Child custody battles are heartbreaking, nerve-wracking, and triggering. If you’re a good human in a child custody battle, you’ll likely feel rage, terror, and despair. You also may be short-tempered or incapable of speaking without expressing anger. It’s understandable. Your instinct is to protect your child. The key is to demonstrate you are reasonable and prioritize your child’s best interests. If you make petty arguments or appear incapable of working through anger, your behavior may color a judge’s opinion. A judge will consider your courtroom conduct, language, and legal arguments when assessing your credibility.
I recommend practicing mindfulness meditation to help you cope. It is scientifically proven that being mindful reduces the mental and physical effects of stress. It’s free, portable, and you can practice it anywhere, anytime, and obsessively. Of the many soul-centering techniques I’ve used over the last twenty-six years, prayer/faith and mindfulness meditation are my top choices for stress reduction during a child custody battle.

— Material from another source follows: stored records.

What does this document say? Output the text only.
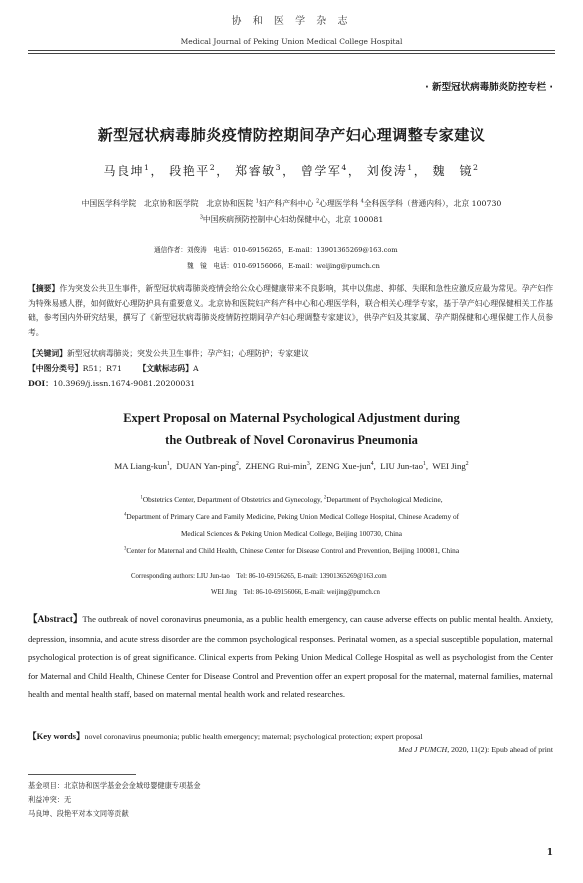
协 和 医 学 杂 志
Medical Journal of Peking Union Medical College Hospital
· 新型冠状病毒肺炎防控专栏 ·
新型冠状病毒肺炎疫情防控期间孕产妇心理调整专家建议
马良坤$^1$， 段艳平$^2$， 郑睿敏$^3$， 曾学军$^4$， 刘俊涛$^1$， 魏　镜$^2$
中国医学科学院　北京协和医学院　北京协和医院 $^1$妇产科产科中心 $^2$心理医学科 $^4$全科医学科（普通内科），北京 100730
$^3$中国疾病预防控制中心妇幼保健中心，北京 100081
通信作者：刘俊涛　电话：010-69156265，E-mail：13901365269@163.com
魏　镜　电话：010-69156066，E-mail：weijing@pumch.cn
【摘要】作为突发公共卫生事件，新型冠状病毒肺炎疫情会给公众心理健康带来不良影响，其中以焦虑、抑郁、失眠和急性应激反应最为常见。孕产妇作为特殊易感人群，如何做好心理防护具有重要意义。北京协和医院妇产科产科中心和心理医学科，联合相关心理学专家，基于孕产妇心理保健相关工作基础，参考国内外研究结果，撰写了《新型冠状病毒肺炎疫情防控期间孕产妇心理调整专家建议》，供孕产妇及其家属、孕产期保健和心理保健工作人员参考。
【关键词】新型冠状病毒肺炎；突发公共卫生事件；孕产妇；心理防护；专家建议
【中图分类号】R51；R71 【文献标志码】A
DOI：10.3969/j.issn.1674-9081.20200031
Expert Proposal on Maternal Psychological Adjustment during
the Outbreak of Novel Coronavirus Pneumonia
MA Liang-kun$^1$,  DUAN Yan-ping$^2$,  ZHENG Rui-$\min^3$,  ZENG Xue-jun$^4$,  LIU Jun-tao$^1$,  WEI Jing$^2$
$^1$Obstetrics Center, Department of Obstetrics and Gynecology, $^2$Department of Psychological Medicine,
$^4$Department of Primary Care and Family Medicine, Peking Union Medical College Hospital, Chinese Academy of
Medical Sciences & Peking Union Medical College, Beijing 100730, China
$^3$Center for Maternal and Child Health, Chinese Center for Disease Control and Prevention, Beijing 100081, China
Corresponding authors: LIU Jun-tao　Tel: 86-10-69156265, E-mail: 13901365269@163.com
WEI Jing　Tel: 86-10-69156066, E-mail: weijing@pumch.cn
【Abstract】The outbreak of novel coronavirus pneumonia, as a public health emergency, can cause adverse effects on public mental health. Anxiety, depression, insomnia, and acute stress disorder are the common psychological responses. Perinatal women, as a special susceptible population, maternal psychological protection is of great significance. Clinical experts from Peking Union Medical College Hospital as well as psychologist from the Center for Maternal and Child Health, Chinese Center for Disease Control and Prevention offer an expert proposal for the maternal, maternal families, maternal health and mental health staff, based on maternal mental health work and related researches.
【Key words】novel coronavirus pneumonia; public health emergency; maternal; psychological protection; expert proposal
Med J PUMCH, 2020, 11(2): Epub ahead of print
基金项目：北京协和医学基金会金城母婴健康专项基金
利益冲突：无
马良坤、段艳平对本文同等贡献
1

5. Expand your knowledge and tool chest.
Read Two Homes, One Childhood: A Parenting Plan to Last a Lifetime. The author, Robert E. Emery, PhD, is a researcher, therapist, and mediator, who has focused his career on divorce for decades. In his book, Dr. Emery speaks to most divorcing parents’ deepest fears: “Is my child’s behavior normal or a due to the divorce?” Dr. Emery also shares his personal experiences as a divorced co-parent who knows firsthand how difficult, but necessary it is to adopt a parenting plan that “grows and changes along with the developing needs of children.” Emery states bluntly that your jobs as a divorcing parent are to behave maturely and shield the kids.
Try The OurFamilyWizard (“OFW”) platform. OFW is an online portal that separated and divorced co-parents use to communicate, organize, maintain, exchange, and track schedules, kid’s expenses and records. It can open lines of communication between co-parents who might be incapable of otherwise communicating effectively, if at all.